Hungarian mathematician

József Kürschák (14 March 1864 – 26 March 1933) was a Hungarian mathematician noted for his work on trigonometry and for his creation of the theory of valuations. He proved that every valued field can be embedded into a complete valued field which is algebraically closed. In 1918 he proved that the sum of reciprocals of consecutive natural numbers is never a natural number. Extending Hilbert's argument, he proved that everything that can be constructed using a ruler and a compass, can be constructed by using a ruler and the ability to copy a fixed segment. He was elected a member of the Hungarian Academy of Sciences in 1897. He was one of the main organisers of mathematics competitions, for example, Eötvös Loránd mathematics competition.

== Biography ==
He was born in Buda to András Kürschák and Jozefa Teller. After completing high school, he studied physics and mathematics from 1881 to 1886 at the Royal University of Pest, where he was a pupil of Gyula Kőnig and Jenő Hunyady. At the same time, as a member of the Budapest Secondary School Teacher Training Institute, he also visited philosophical and literary performances at the university. In 1886, he started his career as a deputy teacher at Fazekas Mihály Gimnázium in Debrecen, but in the same year, taking advantage of the opportunity, he was a probationary candidate in the grammar school of the Budapest Secondary School Teacher Training Institute. He taught at the Gimnázium until 1888 and at that time also graduated from the Budapest University of Science with a mathematics-physics degree. He became a teacher at the Primary Grammar School in Rozsnyó (today Rožňava, Slovakia). In 1890 he obtained his doctoral degree and in 1890–1981 he was deputy teacher at the Markó street public high school.
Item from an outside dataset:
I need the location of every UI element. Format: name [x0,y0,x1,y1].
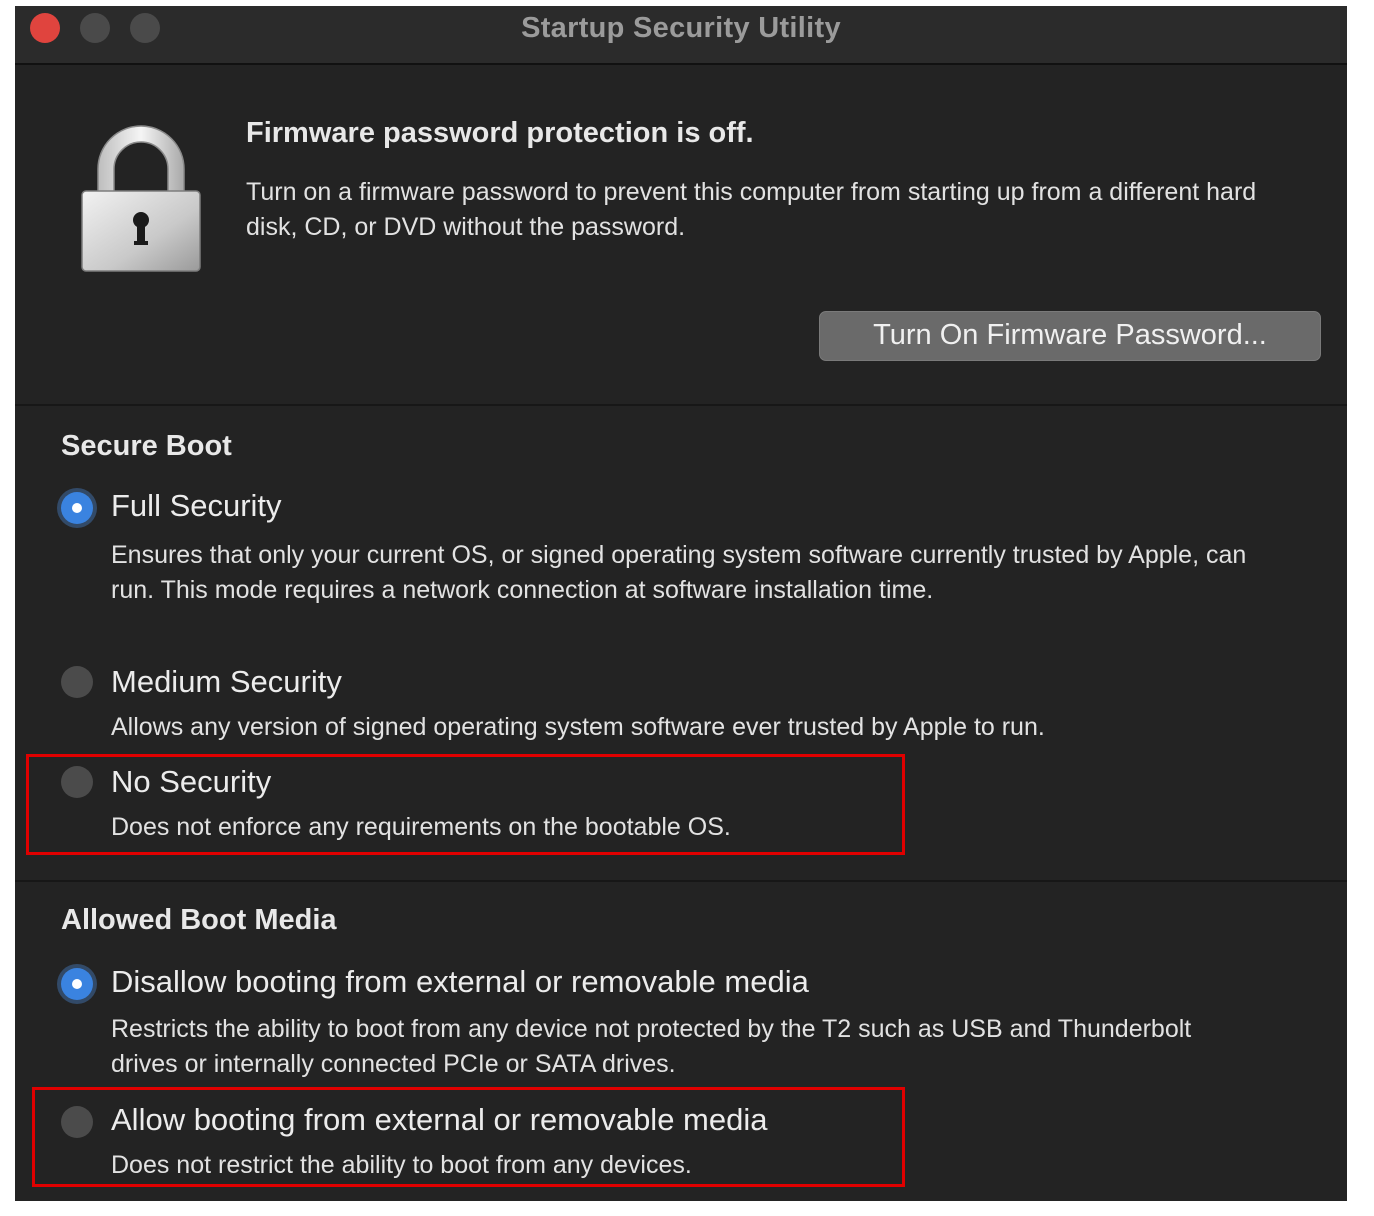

In 1891 he obtained a degree in mathematics at the Royal Joseph University of Budapest, where he taught until his death. At first he did not give up on high school education, continuing to teach from 1893 to 1896. In 1891–1892, he worked as an assistant professor of geometry. From 1904 he taught as a public lecturer in mathematics at the university. From 1906 to 1909 he was the Dean of the Department of General and Chemical Engineering, and between 1916 and 1918 he was the rector of the University of Art and Design.